Minola was perplexed. She did not see what right he could have to control the coming contest in any way, and still less, what right she could have to influence him in doing so. The dilemma was one in which no previous experience could well guide her. She much wished she had Mr. Money at hand to give her a word of counsel.
"Come, Miss Grey, make up your mind--or rather tell me what you have already made up your mind to, for I am sure you have not been waiting until now to form an opinion. Which of these two men do you want to see in Parliament?"
There did not seem any particular reason why Minola or any girl might not say in plain words which of two candidates she would rather see successful.
Mr. St. Paul appeared to understand her difficulty, for he said in an encouraging way--
"After all, you know, if you had women's rights and all that sort of thing, you would have to give your vote for one or other of these fellows, and I dare say you would be expected to take the stump for your favorite candidate. So there really can't be any very serious objection to your telling me in confidence which of the two you want to win."

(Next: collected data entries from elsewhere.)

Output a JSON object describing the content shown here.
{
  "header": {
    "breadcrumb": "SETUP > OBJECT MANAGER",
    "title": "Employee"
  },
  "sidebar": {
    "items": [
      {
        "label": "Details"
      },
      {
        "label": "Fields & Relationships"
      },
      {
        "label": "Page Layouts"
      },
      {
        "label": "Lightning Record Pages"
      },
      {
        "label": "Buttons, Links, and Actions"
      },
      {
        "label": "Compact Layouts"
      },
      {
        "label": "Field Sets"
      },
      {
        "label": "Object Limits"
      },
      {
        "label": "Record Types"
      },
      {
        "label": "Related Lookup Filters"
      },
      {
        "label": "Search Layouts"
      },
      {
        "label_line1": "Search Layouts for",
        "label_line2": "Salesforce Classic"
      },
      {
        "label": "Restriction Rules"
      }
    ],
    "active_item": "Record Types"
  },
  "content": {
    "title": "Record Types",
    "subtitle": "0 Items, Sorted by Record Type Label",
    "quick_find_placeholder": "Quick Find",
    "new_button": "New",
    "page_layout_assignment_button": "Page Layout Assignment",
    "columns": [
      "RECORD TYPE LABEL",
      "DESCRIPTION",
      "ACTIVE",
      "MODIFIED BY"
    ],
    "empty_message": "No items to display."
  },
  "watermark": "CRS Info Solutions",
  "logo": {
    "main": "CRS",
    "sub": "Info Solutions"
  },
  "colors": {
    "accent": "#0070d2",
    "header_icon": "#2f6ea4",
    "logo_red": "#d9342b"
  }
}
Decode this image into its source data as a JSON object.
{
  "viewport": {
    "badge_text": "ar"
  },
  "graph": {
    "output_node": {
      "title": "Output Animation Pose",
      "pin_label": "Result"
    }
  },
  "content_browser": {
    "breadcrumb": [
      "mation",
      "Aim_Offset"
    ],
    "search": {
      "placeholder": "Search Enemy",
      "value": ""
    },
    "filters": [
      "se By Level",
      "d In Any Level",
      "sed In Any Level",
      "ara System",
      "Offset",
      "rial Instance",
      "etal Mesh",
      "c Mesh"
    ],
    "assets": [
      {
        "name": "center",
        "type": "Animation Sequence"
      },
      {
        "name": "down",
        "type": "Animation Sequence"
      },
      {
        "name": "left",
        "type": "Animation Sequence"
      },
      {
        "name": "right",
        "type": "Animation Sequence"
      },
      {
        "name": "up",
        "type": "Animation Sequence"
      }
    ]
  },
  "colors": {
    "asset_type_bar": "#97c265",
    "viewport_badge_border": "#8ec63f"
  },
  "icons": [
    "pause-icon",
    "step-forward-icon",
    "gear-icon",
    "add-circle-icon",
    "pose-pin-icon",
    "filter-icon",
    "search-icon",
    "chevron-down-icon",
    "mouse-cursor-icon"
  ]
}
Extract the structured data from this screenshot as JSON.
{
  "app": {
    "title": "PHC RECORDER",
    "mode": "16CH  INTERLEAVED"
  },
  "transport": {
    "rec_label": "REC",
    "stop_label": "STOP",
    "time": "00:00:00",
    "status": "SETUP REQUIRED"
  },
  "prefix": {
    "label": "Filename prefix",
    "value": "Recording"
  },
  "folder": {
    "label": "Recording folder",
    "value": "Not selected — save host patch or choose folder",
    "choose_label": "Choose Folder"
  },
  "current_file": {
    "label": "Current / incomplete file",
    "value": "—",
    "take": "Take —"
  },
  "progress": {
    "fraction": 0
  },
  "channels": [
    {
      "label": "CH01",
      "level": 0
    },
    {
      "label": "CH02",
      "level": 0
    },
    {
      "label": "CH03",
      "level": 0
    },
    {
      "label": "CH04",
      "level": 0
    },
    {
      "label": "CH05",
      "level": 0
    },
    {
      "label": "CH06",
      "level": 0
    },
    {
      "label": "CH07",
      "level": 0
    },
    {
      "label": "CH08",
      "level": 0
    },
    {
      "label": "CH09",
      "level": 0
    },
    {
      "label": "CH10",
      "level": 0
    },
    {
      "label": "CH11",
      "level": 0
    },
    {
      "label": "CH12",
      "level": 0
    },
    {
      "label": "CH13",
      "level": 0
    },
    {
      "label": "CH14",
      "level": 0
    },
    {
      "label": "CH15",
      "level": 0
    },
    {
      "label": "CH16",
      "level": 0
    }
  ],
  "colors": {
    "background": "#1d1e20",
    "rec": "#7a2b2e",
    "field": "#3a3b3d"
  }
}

Minola could not see how there could be any objection on any moral principle she could think of just then--being in truth a little confused and puzzled--to her giving a voice to the wish she had formed about the election.
"It's not the speaking out of my wish that gives me any doubt," she said; "it is the condition under which you want me to speak. I seem to be doing something that I have no right to do--that is, Mr. St. Paul, if you are serious."
"I remember reading, long ago," he said, "some Arabian Nights' story, or something of the kind, about a king, I think it was, who was brought at night to some mysterious place and told to cut a rope there, and that something or other would happen, he did not know what or when. The thing seemed very simple, and yet he didn't quite like to do it without knowing why, and how, and all about it. It strikes me that you seem to be in the same sort of fix."
"So I am; just the same. Why can't you tell me what you are going to do?"